Abstract Cancer stem cells (CSCs) are essential for tumor initiation, recurrence, metastasis, and resistance. However, targeting CSCs as a therapeutic approach remains challenging. Here, a stemness signature based on 22‐gene is developed to predict prognosis in esophageal squamous cell carcinoma (ESCC). Staurosporine (STS) is identified as a radioresistance suppressor by high‐throughput screening of a library of 2131 natural compounds, leading to dramatically improved radiotherapy efficacy in subcutaneous tumor models. Mechanistically, STS inhibits cell proliferation through the mTOR/AKT signaling pathway and suppressed stemness by targeting ATP‐binding cassette A1 (ABCA1), which is transcriptionally regulated by liver X receptor alpha (LXRα).

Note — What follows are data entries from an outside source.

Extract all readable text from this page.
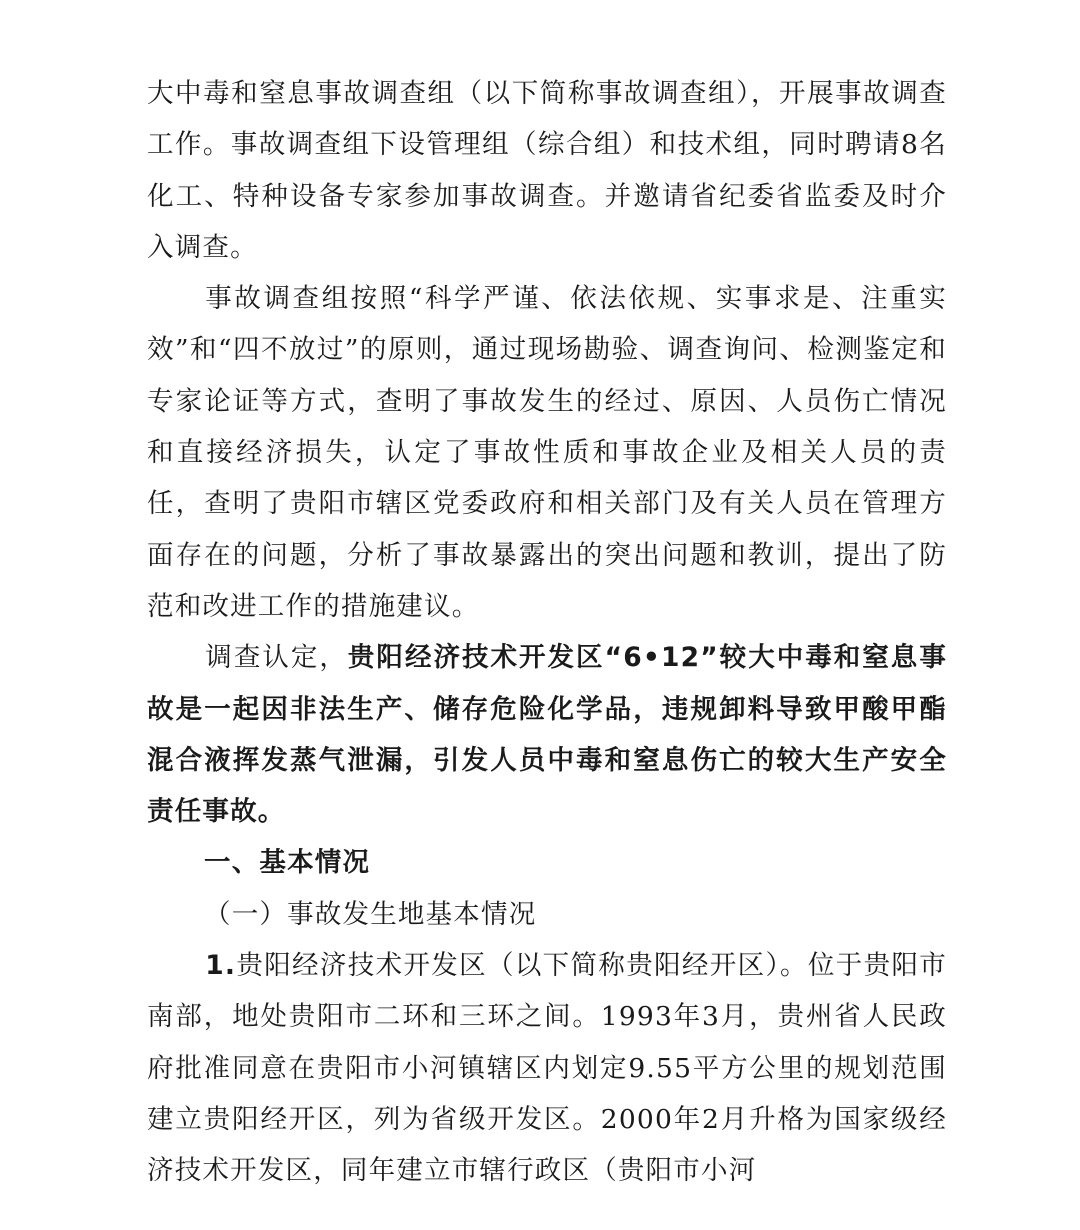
大中毒和窒息事故调查组（以下简称事故调查组），开展事故调查工作。事故调查组下设管理组（综合组）和技术组，同时聘请8名化工、特种设备专家参加事故调查。并邀请省纪委省监委及时介入调查。

事故调查组按照“科学严谨、依法依规、实事求是、注重实效”和“四不放过”的原则，通过现场勘验、调查询问、检测鉴定和专家论证等方式，查明了事故发生的经过、原因、人员伤亡情况和直接经济损失，认定了事故性质和事故企业及相关人员的责任，查明了贵阳市辖区党委政府和相关部门及有关人员在管理方面存在的问题，分析了事故暴露出的突出问题和教训，提出了防范和改进工作的措施建议。

调查认定，贵阳经济技术开发区“6•12”较大中毒和窒息事故是一起因非法生产、储存危险化学品，违规卸料导致甲酸甲酯混合液挥发蒸气泄漏，引发人员中毒和窒息伤亡的较大生产安全责任事故。

一、基本情况
（一）事故发生地基本情况

1.贵阳经济技术开发区（以下简称贵阳经开区）。位于贵阳市南部，地处贵阳市二环和三环之间。1993年3月，贵州省人民政府批准同意在贵阳市小河镇辖区内划定9.55平方公里的规划范围建立贵阳经开区，列为省级开发区。2000年2月升格为国家级经济技术开发区，同年建立市辖行政区（贵阳市小河
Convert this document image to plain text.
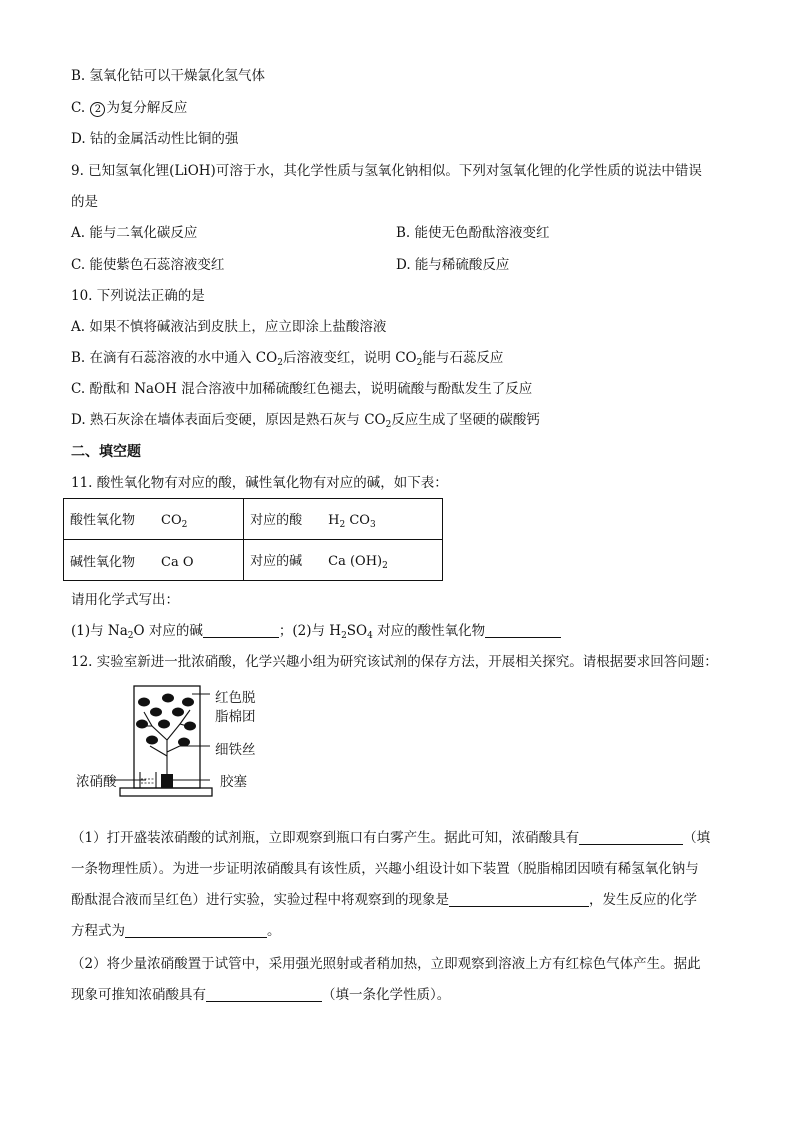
B. 氢氧化钴可以干燥氯化氢气体
C. 2 为复分解反应
D. 钴的金属活动性比铜的强
9. 已知氢氧化锂(LiOH)可溶于水，其化学性质与氢氧化钠相似。下列对氢氧化锂的化学性质的说法中错误
的是
A. 能与二氧化碳反应	B. 能使无色酚酞溶液变红
C. 能使紫色石蕊溶液变红	D. 能与稀硫酸反应
10. 下列说法正确的是
A. 如果不慎将碱液沾到皮肤上，应立即涂上盐酸溶液
B. 在滴有石蕊溶液的水中通入 $CO_2$后溶液变红，说明 $CO_2$能与石蕊反应
C. 酚酞和 NaOH 混合溶液中加稀硫酸红色褪去，说明硫酸与酚酞发生了反应
D. 熟石灰涂在墙体表面后变硬，原因是熟石灰与 $CO_2$反应生成了坚硬的碳酸钙
二、填空题
11. 酸性氧化物有对应的酸，碱性氧化物有对应的碱，如下表：
酸性氧化物 $CO_2$	对应的酸 $H_2$ $CO_3$
碱性氧化物 Ca O	对应的碱 Ca $(OH)_2$
请用化学式写出：
(1)与 $Na_2O$ 对应的碱	；(2)与 $H_2SO_4$ 对应的酸性氧化物
12. 实验室新进一批浓硝酸，化学兴趣小组为研究该试剂的保存方法，开展相关探究。请根据要求回答问题：
红色脱
脂棉团
细铁丝
胶塞
浓硝酸
（1）打开盛装浓硝酸的试剂瓶，立即观察到瓶口有白雾产生。据此可知，浓硝酸具有	（填
一条物理性质）。为进一步证明浓硝酸具有该性质，兴趣小组设计如下装置（脱脂棉团因喷有稀氢氧化钠与
酚酞混合液而呈红色）进行实验，实验过程中将观察到的现象是	，发生反应的化学
方程式为	。
（2）将少量浓硝酸置于试管中，采用强光照射或者稍加热，立即观察到溶液上方有红棕色气体产生。据此
现象可推知浓硝酸具有	（填一条化学性质）。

STS can selectively bind to the nucleotide‐binding domain (NBD) of ABCA1 and compete for ATP, blocking ABCA1‐mediated drug efflux and facilitating intracellular accumulation of STS. Considering the cytotoxicity of STS, an extracellular vesicle‐encapsulated STS system (EV‐STS) is established for effective STS delivery. EV‐STS shows remarkable tumor growth inhibition, even at half the dose of STS, with superior safety and efficacy. These findings indicate that ABCA1 may serve as a predictor of response to neoadjuvant chemotherapy and/or radiotherapy in ESCC patients. EV‐STS has shown improved antitumor efficacy and low systemic toxicity, offering a promising therapeutic approach for ESCC.